The North American Monsoon (NAM) got off to a slow start across northern Arizona this year despite a few predictions that it would start early and strong. It did in some locations but northern Arizona was not one of them. But after a few false starts, the rainy season is in full swing here. We’ve had a couple of days with substantial rainfall and that has — finally — put an end to the extreme fire danger.
And, with all the thunderstorms, comes another chance to photograph lightning. Yesterday (15 July 2012) turned out to be a very good day for lightning. By late afternoon, storms were weakening across northern Arizona but there remained a chance that there would be another round in the evening. And there was. At one point in time, I was observing lightning in all directions — none of it close however.
I found myself in Wupatki National Monument during the evening. I stopped at one of the many pullouts along the road that afforded me a view in multiple directions and set up to photograph. Initially, the best storms were to my north but since they were moving to the north they eventually were too far away. At the same time, a cluster of storms was moving northward across central Arizona. I could see only the tops of these storms but they still managed to light up the sky. Because they did not fill the sky yet there were plenty of stars visible as well. I was happy with the results: bright stars overhead, distant thunderstorms lit from the inside by lightning, and wonderful colors and light reflecting off the clouds in all directions.

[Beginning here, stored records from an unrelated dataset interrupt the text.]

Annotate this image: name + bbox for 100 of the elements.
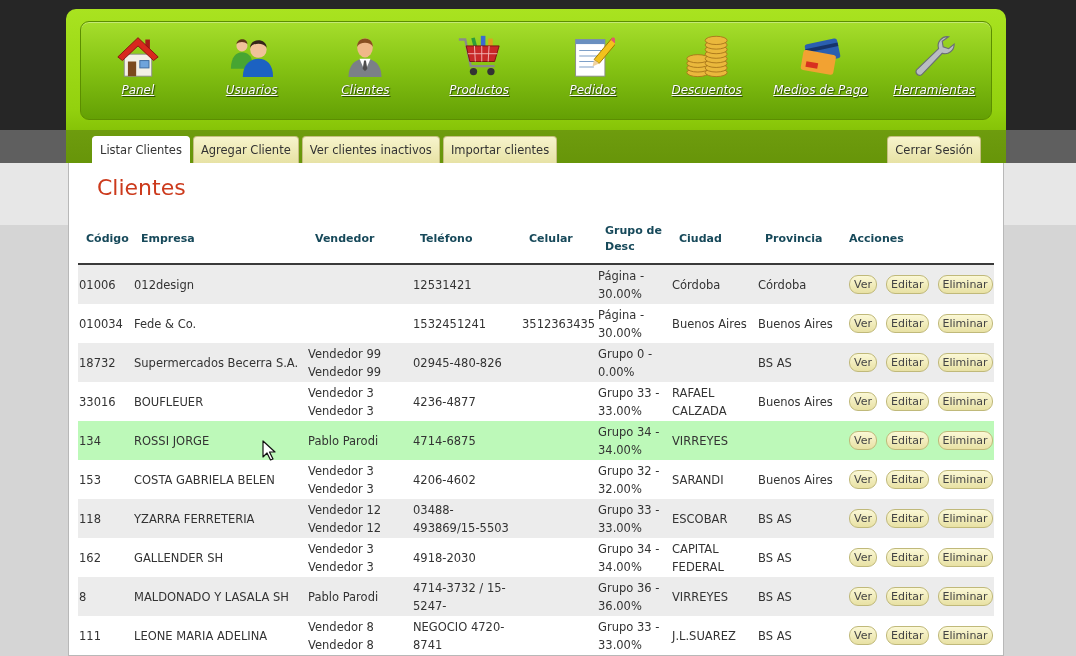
table-cell-text: 12531421 xyxy=(413,276,472,294)
table-cell-text: BS AS xyxy=(758,549,792,567)
table-cell-text: Buenos Aires xyxy=(758,471,833,489)
table-cell-text: 3512363435 xyxy=(522,315,596,333)
delete-button[interactable]: Eliminar xyxy=(937,626,993,645)
view-button[interactable]: Ver xyxy=(849,587,877,606)
delete-button[interactable]: Eliminar xyxy=(937,587,993,606)
edit-button[interactable]: Editar xyxy=(885,470,929,489)
table-cell-text: Pablo Parodi xyxy=(308,432,379,450)
column-header: Acciones xyxy=(849,231,904,247)
edit-button[interactable]: Editar xyxy=(885,314,929,333)
table-cell-text: 111 xyxy=(79,627,101,645)
delete-button[interactable]: Eliminar xyxy=(937,470,993,489)
view-button[interactable]: Ver xyxy=(849,626,877,645)
view-button[interactable]: Ver xyxy=(849,314,877,333)
column-header: Vendedor xyxy=(315,231,375,247)
table-cell-text: Grupo 32 - 32.00% xyxy=(598,462,661,498)
view-button[interactable]: Ver xyxy=(849,431,877,450)
table-cell-text: 4236-4877 xyxy=(413,393,476,411)
edit-button[interactable]: Editar xyxy=(885,431,929,450)
delete-button[interactable]: Eliminar xyxy=(937,548,993,567)
table-row[interactable]: 01006 012design 12531421 Página - 30.00% Córdoba Córdoba Ver Editar Eliminar xyxy=(78,265,994,304)
edit-button[interactable]: Editar xyxy=(885,548,929,567)
column-header: Teléfono xyxy=(420,231,473,247)
table-cell-text: Página - 30.00% xyxy=(598,306,646,342)
table-cell-text: COSTA GABRIELA BELEN xyxy=(134,471,275,489)
table-cell-text: Grupo 33 - 33.00% xyxy=(598,501,661,537)
table-cell-text: Pablo Parodi xyxy=(308,588,379,606)
table-cell-text: 18732 xyxy=(79,354,116,372)
table-cell-text: LEONE MARIA ADELINA xyxy=(134,627,268,645)
edit-button[interactable]: Editar xyxy=(885,509,929,528)
view-button[interactable]: Ver xyxy=(849,470,877,489)
mouse-pointer-icon xyxy=(262,440,276,461)
column-header: Grupo de Desc xyxy=(605,223,663,255)
table-cell-text: Vendedor 99 Vendedor 99 xyxy=(308,345,383,381)
edit-button[interactable]: Editar xyxy=(885,587,929,606)
table-cell-text: Buenos Aires xyxy=(672,315,747,333)
table-cell-text: 1532451241 xyxy=(413,315,487,333)
tab[interactable]: Importar clientes xyxy=(442,136,558,163)
table-cell-text: 01006 xyxy=(79,276,116,294)
tab[interactable]: Ver clientes inactivos xyxy=(301,136,440,163)
table-cell-text: 8 xyxy=(79,588,87,606)
column-header: Código xyxy=(86,231,129,247)
tab[interactable]: Agregar Cliente xyxy=(192,136,299,163)
table-cell-text: MALDONADO Y LASALA SH xyxy=(134,588,289,606)
house-icon xyxy=(115,34,160,78)
table-cell-text: 118 xyxy=(79,510,101,528)
table-cell-text: BS AS xyxy=(758,588,792,606)
column-header: Ciudad xyxy=(679,231,722,247)
table-cell-text: Buenos Aires xyxy=(758,315,833,333)
page-title: Clientes xyxy=(97,174,186,202)
edit-button[interactable]: Editar xyxy=(885,392,929,411)
table-cell-text: Vendedor 12 Vendedor 12 xyxy=(308,501,383,537)
edit-button[interactable]: Editar xyxy=(885,626,929,645)
delete-button[interactable]: Eliminar xyxy=(937,314,993,333)
table-cell-text: BS AS xyxy=(758,510,792,528)
view-button[interactable]: Ver xyxy=(849,392,877,411)
table-cell-text: Grupo 34 - 34.00% xyxy=(598,540,661,576)
delete-button[interactable]: Eliminar xyxy=(937,431,993,450)
table-row[interactable]: 134 ROSSI JORGE Pablo Parodi 4714-6875 Grupo 34 - 34.00% VIRREYES Ver Editar Eliminar xyxy=(78,421,994,460)
table-cell-text: GALLENDER SH xyxy=(134,549,224,567)
tab[interactable]: Listar Clientes xyxy=(92,136,190,163)
column-header: Celular xyxy=(529,231,573,247)
table-cell-text: BS AS xyxy=(758,354,792,372)
wrench-icon xyxy=(912,34,957,78)
table-cell-text: ROSSI JORGE xyxy=(134,432,210,450)
table-cell-text: Grupo 36 - 36.00% xyxy=(598,579,661,615)
view-button[interactable]: Ver xyxy=(849,548,877,567)
table-row[interactable]: 8 MALDONADO Y LASALA SH Pablo Parodi 4714-3732 / 15-5247- Grupo 36 - 36.00% VIRREYES BS AS Ver Editar Eliminar xyxy=(78,577,994,616)
table-cell-text: Grupo 0 - 0.00% xyxy=(598,345,654,381)
delete-button[interactable]: Eliminar xyxy=(937,509,993,528)
column-header: Empresa xyxy=(141,231,195,247)
table-cell-text: VIRREYES xyxy=(672,588,729,606)
table-cell-text: 153 xyxy=(79,471,101,489)
table-cell-text: ESCOBAR xyxy=(672,510,728,528)
view-button[interactable]: Ver xyxy=(849,509,877,528)
table-cell-text: BOUFLEUER xyxy=(134,393,204,411)
table-cell-text: Vendedor 3 Vendedor 3 xyxy=(308,384,375,420)
delete-button[interactable]: Eliminar xyxy=(937,392,993,411)
table-cell-text: 03488-493869/15-5503 xyxy=(413,501,510,537)
edit-button[interactable]: Editar xyxy=(885,275,929,294)
view-button[interactable]: Ver xyxy=(849,275,877,294)
table-cell-text: CAPITAL FEDERAL xyxy=(672,540,725,576)
logout-button[interactable]: Cerrar Sesión xyxy=(887,136,981,163)
table-cell-text: VIRREYES xyxy=(672,432,729,450)
delete-button[interactable]: Eliminar xyxy=(937,275,993,294)
table-cell-text: 4206-4602 xyxy=(413,471,476,489)
table-cell-text: J.L.SUAREZ xyxy=(672,627,736,645)
table-cell-text: Grupo 34 - 34.00% xyxy=(598,423,661,459)
edit-button[interactable]: Editar xyxy=(885,353,929,372)
table-row[interactable]: 118 YZARRA FERRETERIA Vendedor 12 Vendedor 12 03488-493869/15-5503 Grupo 33 - 33.00% ESCOBAR BS AS Ver Editar Eliminar xyxy=(78,499,994,538)
delete-button[interactable]: Eliminar xyxy=(937,353,993,372)
column-header: Provincia xyxy=(765,231,823,247)
view-button[interactable]: Ver xyxy=(849,353,877,372)
table-cell-text: 02945-480-826 xyxy=(413,354,502,372)
table-cell-text: Córdoba xyxy=(672,276,721,294)
table-cell-text: 4714-6875 xyxy=(413,432,476,450)
shopping-cart-icon xyxy=(457,34,502,78)
table-cell-text: 4714-3732 / 15-5247- xyxy=(413,579,507,615)
table-cell-text: 012design xyxy=(134,276,195,294)
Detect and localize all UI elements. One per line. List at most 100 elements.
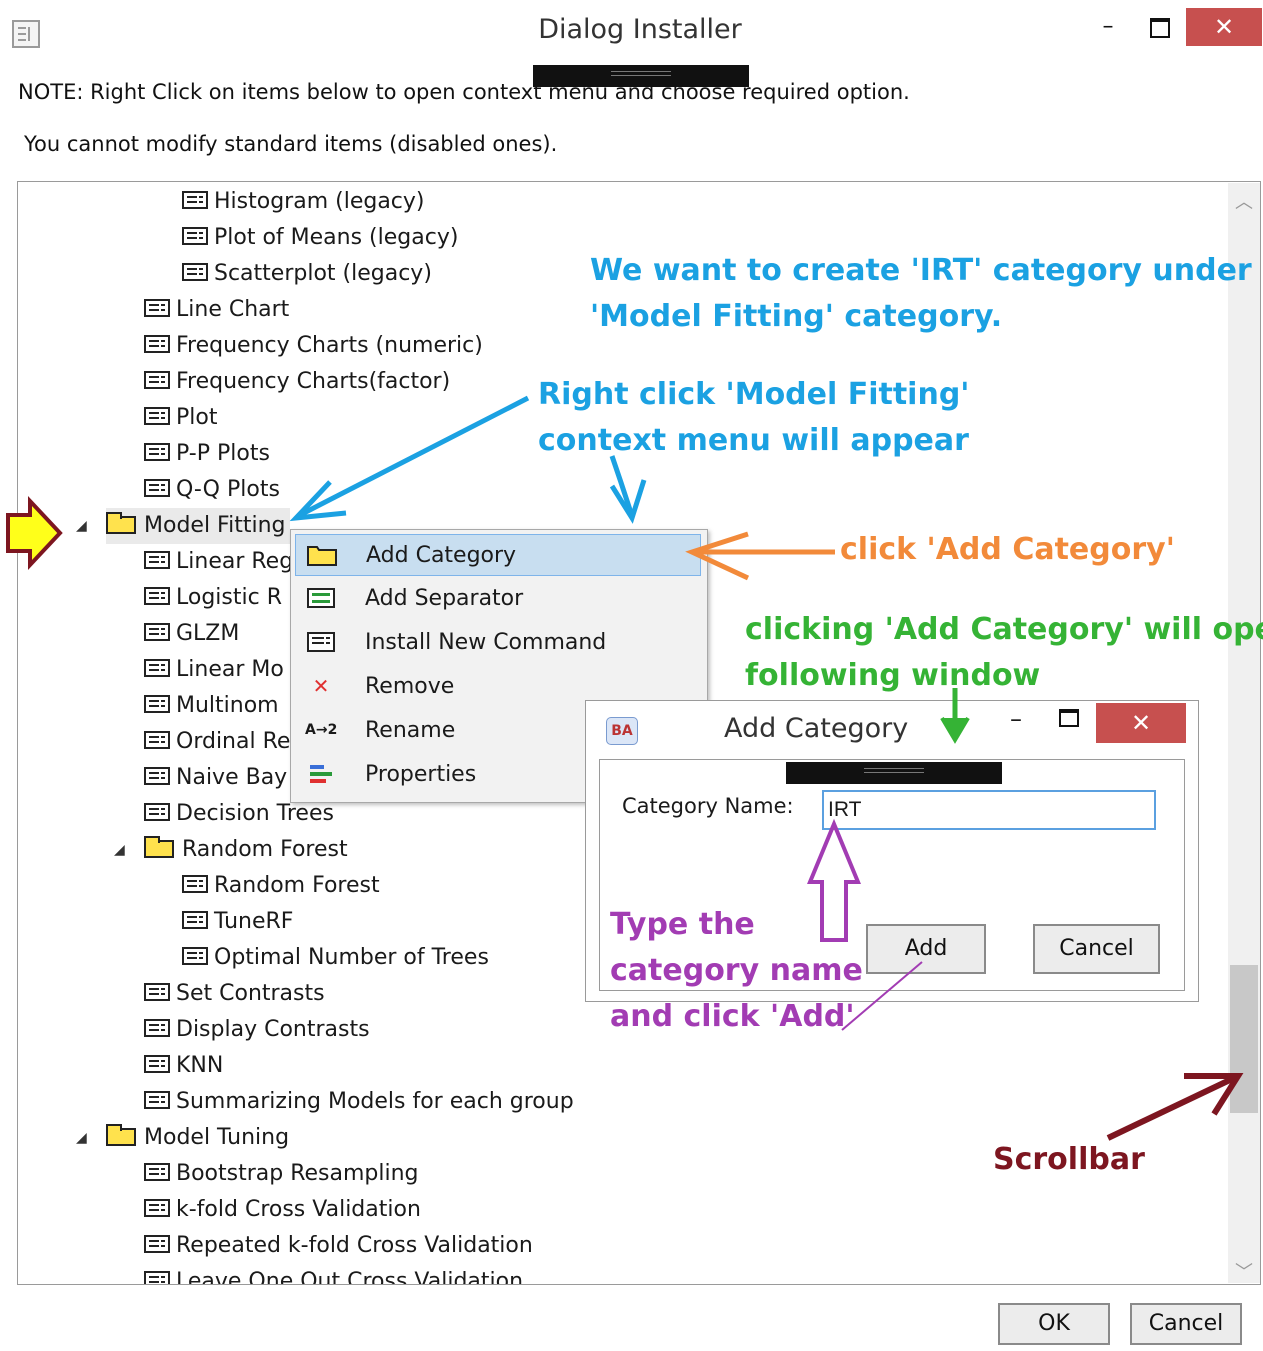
dialog-cancel-button[interactable]: Cancel xyxy=(1033,924,1160,974)
folder-icon xyxy=(144,836,174,858)
tree-item[interactable]: Plot xyxy=(144,400,217,436)
tree-item-label: Decision Trees xyxy=(176,801,334,826)
menu-item-install-new-command[interactable]: Install New Command xyxy=(295,622,701,664)
properties-icon xyxy=(305,762,337,786)
tree-item[interactable]: Random Forest xyxy=(182,868,380,904)
tree-item[interactable]: Frequency Charts(factor) xyxy=(144,364,450,400)
tree-item[interactable]: Optimal Number of Trees xyxy=(182,940,489,976)
tree-item[interactable]: Naive Bay xyxy=(144,760,287,796)
menu-item-label: Remove xyxy=(365,674,455,699)
ok-button[interactable]: OK xyxy=(998,1303,1110,1345)
tree-item[interactable]: Histogram (legacy) xyxy=(182,184,425,220)
tree-item[interactable]: Summarizing Models for each group xyxy=(144,1084,574,1120)
tree-item[interactable]: TuneRF xyxy=(182,904,293,940)
vertical-scrollbar[interactable] xyxy=(1228,183,1260,1283)
dialog-close-button[interactable]: ✕ xyxy=(1096,703,1186,743)
tree-item[interactable]: Plot of Means (legacy) xyxy=(182,220,458,256)
tree-item[interactable]: Line Chart xyxy=(144,292,289,328)
tree-item-label: KNN xyxy=(176,1053,224,1078)
note-context-menu: NOTE: Right Click on items below to open… xyxy=(18,80,910,104)
annotation-click-add: click 'Add Category' xyxy=(840,532,1175,567)
tree-item[interactable]: Leave One Out Cross Validation xyxy=(144,1264,523,1284)
remove-x-icon: ✕ xyxy=(312,674,330,698)
tree-item[interactable]: Scatterplot (legacy) xyxy=(182,256,432,292)
cancel-button[interactable]: Cancel xyxy=(1130,1303,1242,1345)
tree-item-label: Optimal Number of Trees xyxy=(214,945,489,970)
command-icon xyxy=(144,1271,170,1284)
annotation-window-line1: clicking 'Add Category' will open xyxy=(745,612,1263,647)
tree-item-label: Histogram (legacy) xyxy=(214,189,425,214)
command-icon xyxy=(144,371,170,389)
tree-item[interactable]: Bootstrap Resampling xyxy=(144,1156,419,1192)
scroll-up-arrow-icon[interactable]: ︿ xyxy=(1229,188,1259,214)
add-button[interactable]: Add xyxy=(866,924,986,974)
expand-triangle-icon[interactable]: ◢ xyxy=(114,842,125,858)
annotation-opens-window: clicking 'Add Category' will open follow… xyxy=(745,607,1263,699)
maximize-button[interactable] xyxy=(1136,8,1184,46)
menu-item-label: Properties xyxy=(365,762,477,787)
command-icon xyxy=(144,731,170,749)
command-icon xyxy=(182,191,208,209)
command-icon xyxy=(144,479,170,497)
tree-item[interactable]: Repeated k-fold Cross Validation xyxy=(144,1228,533,1264)
tree-item[interactable]: P-P Plots xyxy=(144,436,270,472)
tree-item-label: Plot of Means (legacy) xyxy=(214,225,459,250)
tree-item[interactable]: k-fold Cross Validation xyxy=(144,1192,421,1228)
command-icon xyxy=(144,1199,170,1217)
folder-icon xyxy=(106,512,136,534)
note-standard-items: You cannot modify standard items (disabl… xyxy=(24,132,558,156)
category-name-input[interactable]: IRT xyxy=(822,790,1156,830)
tree-item-label: Q-Q Plots xyxy=(176,477,280,502)
command-icon xyxy=(144,983,170,1001)
scroll-down-arrow-icon[interactable]: ﹀ xyxy=(1229,1258,1259,1284)
command-icon xyxy=(182,263,208,281)
command-icon xyxy=(305,630,337,654)
menu-item-label: Install New Command xyxy=(365,630,607,655)
menu-item-label: Add Category xyxy=(366,543,517,568)
dialog-app-icon: BA xyxy=(606,717,638,745)
tree-item[interactable]: Linear Reg xyxy=(144,544,293,580)
folder-icon xyxy=(106,1124,136,1146)
annotation-goal-line2: 'Model Fitting' category. xyxy=(590,299,1003,334)
dialog-maximize-button[interactable] xyxy=(1054,709,1084,731)
tree-item[interactable]: Linear Mo xyxy=(144,652,284,688)
tree-item[interactable]: Set Contrasts xyxy=(144,976,325,1012)
command-icon xyxy=(144,659,170,677)
expand-triangle-icon[interactable]: ◢ xyxy=(76,518,87,534)
close-button[interactable]: ✕ xyxy=(1186,8,1262,46)
command-icon xyxy=(144,803,170,821)
expand-triangle-icon[interactable]: ◢ xyxy=(76,1130,87,1146)
annotation-right-click: Right click 'Model Fitting' context menu… xyxy=(538,372,969,464)
command-icon xyxy=(144,1235,170,1253)
tree-item[interactable]: Logistic R xyxy=(144,580,282,616)
tree-item-label: Ordinal Re xyxy=(176,729,291,754)
tree-item[interactable]: Multinom xyxy=(144,688,279,724)
command-icon xyxy=(144,1163,170,1181)
tree-item[interactable]: KNN xyxy=(144,1048,223,1084)
tree-item-label: GLZM xyxy=(176,621,240,646)
tree-item[interactable]: Q-Q Plots xyxy=(144,472,280,508)
tree-category[interactable]: Model Fitting xyxy=(106,508,290,544)
command-icon xyxy=(144,767,170,785)
minimize-button[interactable]: – xyxy=(1084,8,1132,46)
tree-item[interactable]: Display Contrasts xyxy=(144,1012,370,1048)
tree-item-label: Plot xyxy=(176,405,218,430)
tree-item[interactable]: GLZM xyxy=(144,616,239,652)
tree-item-label: Model Tuning xyxy=(144,1125,290,1150)
dialog-minimize-button[interactable]: – xyxy=(1001,705,1031,733)
menu-item-add-separator[interactable]: Add Separator xyxy=(295,578,701,620)
scrollbar-thumb[interactable] xyxy=(1230,965,1258,1113)
tree-category[interactable]: Random Forest xyxy=(144,832,348,868)
command-icon xyxy=(144,299,170,317)
tree-item[interactable]: Frequency Charts (numeric) xyxy=(144,328,483,364)
tree-item-label: Repeated k-fold Cross Validation xyxy=(176,1233,533,1258)
menu-item-label: Rename xyxy=(365,718,456,743)
tree-category[interactable]: Model Tuning xyxy=(106,1120,289,1156)
annotation-scrollbar: Scrollbar xyxy=(993,1142,1145,1177)
command-icon xyxy=(144,551,170,569)
command-icon xyxy=(144,1019,170,1037)
tree-item-label: Display Contrasts xyxy=(176,1017,370,1042)
redaction-bar xyxy=(533,65,749,87)
menu-item-add-category[interactable]: Add Category xyxy=(295,534,701,576)
tree-item[interactable]: Ordinal Re xyxy=(144,724,290,760)
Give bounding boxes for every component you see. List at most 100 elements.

It was amazingly quiet in the Monument. Only a few cars drove by at that time of the evening and the storms were distant so that the thunder was inaudible. It was so quiet I could hear the bats flitting around.
I enjoy capturing images of lightning. Most of the time I have to travel to where the storms are and then hope to get some good images. Once in a while, the storms come to me. Today was that kind of day. I set up the tripod and camera looking out the back porch of my house in Flagstaff and began to shoot.
These lightning strokes had many filaments and channels and were exquisitely detailed. Absolutely amazing! I think it is fair to say that these may be the best images I have captured in over 30 years of trying — first on film and now digitally.
The North American Monsoon is bringing thunderstorms to the southwest United States including northern Arizona. You would think that with almost daily thunderstorms it would be easy to shoot great images of lightning and thunderstorms. Well, not always…
One of the characteristics of the rainy season in the higher elevations of northern Arizona is that as the storms develop in the late morning or early afternoon it quickly becomes overcast so that it is difficult to see the individual storms. It is equally difficult to photograph lightning because it is often raining over large areas obscuring the view of the lightning.
So I was particularly pleased when we had two days in a row in which I was able to photograph lightning and actually see the thunderstorms. The lightning was photographed in Sunset Crater National Monument overlooking the Bonito Lava Flow; the mountain that it is striking is O’Leary Peak. There is a fire lookout station at the summit of the peak and I’m certain they get their fair share of close bolts.
The following day proved equally photogenic. This thunderstorm was photographed in late afternoon and is quite dramatic with mammatus clouds visible from the anvil region of the storm.
The North American Monsoon (NAM) is in full swing across the southwestern states and the daily showers and thunderstorms present many opportunities for dramatic lighting and lightning.
Earlier this week I traveled to the south rim of Grand Canyon National Park hoping to get some sunset images with storm clouds hanging over the canyon. Well, there certainly were clouds — and there wasn’t much of a sunset. The backup plan was to photograph lightning. On this count, the storms didn’t disappoint. There was a storm to the west and I was able to point the camera across the lines of cliffs and rock faces that were already falling into deep shadow in the late twilight. And off in the distance was a great flash of lightning.
A few days later I tried once again to capture twilight lightning — this time at Sunset Crater National Monument. A storm developed in early evening and moved to the northeast over the lower terrain of the Painted Desert in the Little Colorado River Valley.
In the foreground can be seen the Ponderosa Pine trees at the higher elevations in the Monument; in the middle distance are some of the many cinder cones that are a part of the San Francisco Volcanic Field; in the far distance are the lower elevations of the Painted Desert.
With the typical NAM lasting through early September there should be plenty of opportunities for more dramatic lightning photographs.